Some ideas are so good that they keep re-appearing again and again. In other words, they stand the test of time, and prove to be useful in lots of different contexts – sometimes in situations that we couldn’t have imagined when the idea first came to light.
This certainly happens in econometrics, and here are just a few examples that come to mind.
Principal components analysis (PCA) was proposed by Pearson (1901), and then developed independently by Hotelling in various papers in the 1930's. As I discussed in this earlier post, PCA was used by econometricians in the 1970's as a "dimension reduction device in the context of the 2SLS estimator. In many of the large-scale simultaneous equations models that were being estimated, the number of predetermined variables in the full system exceeded the sample size, so the 2SLS estimator was not defined. Replacing the full set of the predetermined variables with just the first few associated principal components circumvented this problem, at the cost of a small loss of (asymptotic) efficiency in the estimator.
More recently, PC analysis has become one of the standard ways of undertaking regression (and other statistical) analysis with "fat" data-sets. These are sets of data in which there are very large numbers of explanatory variables, relative to the number of observations per variable, For instance, see Halko et al. (2011), and Yang et al. (2014) Almon Distributed Lag Model
This model was proposed originally to facilitate the estimation of the coefficients of a finite distributed lag model, while avoiding the perils of the high multicollinearity between the successive lagged regressors. It was shown subsequently to be a particular (and rather innovative) application of Restricted Least Squares.
For more details, see my earlier posts, here and here.
In more recent times, Shirley Almon’s polynomial distributed lag scheme has been used as a key ingredient in the so-called MIDAS (Mixed-Data Sampling) model proposed by Eric Ghysels and his colleagues. (For example, see Ghysels et al. (2004), and my earlier post here)
The Almon lag is used there to “spread” high frequency observations over lower frequency time periods, while imposing a positivity constraint. This is a really nice example of an old idea being used innovatively in a new setting.
If you know anything about the history of econometrics, you’ll know that Instrumental variables (IV) estimation played an absolutely central role in defining our discipline. Appropriate inference in the context of endogeneity, simultaneity, and measurement errors was what distinguished econometrics from other areas of applied statistics, right from the start. Even so, there was a time when it wasn't that easy to convince some practitioners that they should use IV estimators, rather than OLS.
So, it's rather ironic to see a new bunch of applied economists "instrumenting" everything in sight, and carrying on as if they've just just made some great new methodological discovery. They haven't!
They say that there's no-one more zealous than a recent convert.
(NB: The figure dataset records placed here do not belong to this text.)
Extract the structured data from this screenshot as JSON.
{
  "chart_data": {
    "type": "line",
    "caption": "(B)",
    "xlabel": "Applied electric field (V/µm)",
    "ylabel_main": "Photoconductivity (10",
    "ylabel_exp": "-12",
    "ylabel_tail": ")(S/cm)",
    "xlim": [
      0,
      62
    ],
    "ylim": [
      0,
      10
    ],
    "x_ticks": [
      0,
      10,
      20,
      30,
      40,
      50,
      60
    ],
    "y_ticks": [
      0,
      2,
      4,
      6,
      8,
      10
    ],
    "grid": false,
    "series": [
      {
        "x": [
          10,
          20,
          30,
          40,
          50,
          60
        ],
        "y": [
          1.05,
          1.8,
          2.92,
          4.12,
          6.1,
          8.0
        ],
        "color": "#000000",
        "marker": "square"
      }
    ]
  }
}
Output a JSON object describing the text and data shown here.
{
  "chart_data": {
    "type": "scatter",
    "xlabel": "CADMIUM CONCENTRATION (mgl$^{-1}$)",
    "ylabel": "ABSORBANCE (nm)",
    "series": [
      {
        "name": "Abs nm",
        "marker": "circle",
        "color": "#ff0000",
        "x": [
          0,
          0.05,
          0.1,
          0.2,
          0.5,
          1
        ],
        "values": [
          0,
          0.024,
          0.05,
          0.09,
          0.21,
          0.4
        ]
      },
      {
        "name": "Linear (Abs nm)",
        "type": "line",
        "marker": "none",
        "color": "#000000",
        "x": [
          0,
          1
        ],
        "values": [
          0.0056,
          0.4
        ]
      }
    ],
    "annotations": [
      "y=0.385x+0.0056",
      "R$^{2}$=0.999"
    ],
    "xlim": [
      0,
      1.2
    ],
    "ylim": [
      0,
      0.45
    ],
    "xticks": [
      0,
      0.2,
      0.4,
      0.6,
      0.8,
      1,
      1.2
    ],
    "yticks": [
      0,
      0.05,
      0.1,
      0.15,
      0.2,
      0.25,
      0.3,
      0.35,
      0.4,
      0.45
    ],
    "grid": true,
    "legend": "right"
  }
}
This is a case in point.
I get a little irritated when people talk about "Hansen's J test". Yes, Hansen's (1982) GMM estimator and the associated inferential procedures were major contributions. No doubt about that, and this was recognized in the form of a Nobel Prize in 2013. However, let's not forget that the J test is really a re-formulation of Sargan's test of the over-identifying restrictions in IV estimation. And that test was introduced by Denis Sargan in 1958!
Recently, some writers do seem to be referring to the "Sargan-Hansen test". Good - it's about time that we gave credit where credit is due. Do your reading; know the history of our discipline. It won't hurt you to do so!
LIML & the Anderson-Rubin Test
The Limited Information Maximum Likelihood (LIML) estimator was developed in a seminal paper by Anderson and Rubin (1949). That same paper included a test of the hypothesis that the structural equation being estimated is over-identified. These contributions by Anderson and Rubin were among the most important to the literature on inference for simultaneous equations models.
It should be noted that the LIML estimator is a specific member of the k-class family of estimators, and all of the latter estimators are examples of IV estimators.
The "weak instrument" problem that is common with IV estimation led to a recognition that the LIML estimator and the Anderson-Rubin test have extremely important uses. Specifically, in the context of weak instruments, the LIML estimator is superior to the 2SLS estimator in terms of bias. In addition, the Anderson-Rubin test turns out to be robust to the presence of weak instruments.
Not only have Anderson and Rubin's contributions withstood the test of time, but their value has increased with the recognition of new problems associated with the estimation of structural equations.
The Autoregressive Distributed Lag (ARDL) model has been around for decades. It was a popular “work horse” regression model in the 1960’s and 1970’s. See here for a brief discussion of this. Recently, Hashem Pesaran and various co-authors have shown that this old model can be used to deal with the problem of testing for cointegration when we have a mixture of both I(0) and I(1) variables. Now, when we talk about ARDL models it's this latter context that we generally have in mind.
For more details, see my earlier posts on modern ARDL modelling, and Bounds Testing, here and here. In addition, see the posts on the EViews blog, here and here.
Some of the examples given above involve the creative use of an old tool to solve a new problem. However, some of them seem to involve people getting excited about using an old tool to solve the the original problem, without realizing that's what they're doing. As Yogi Bera said: "It's like déjà vu all over again."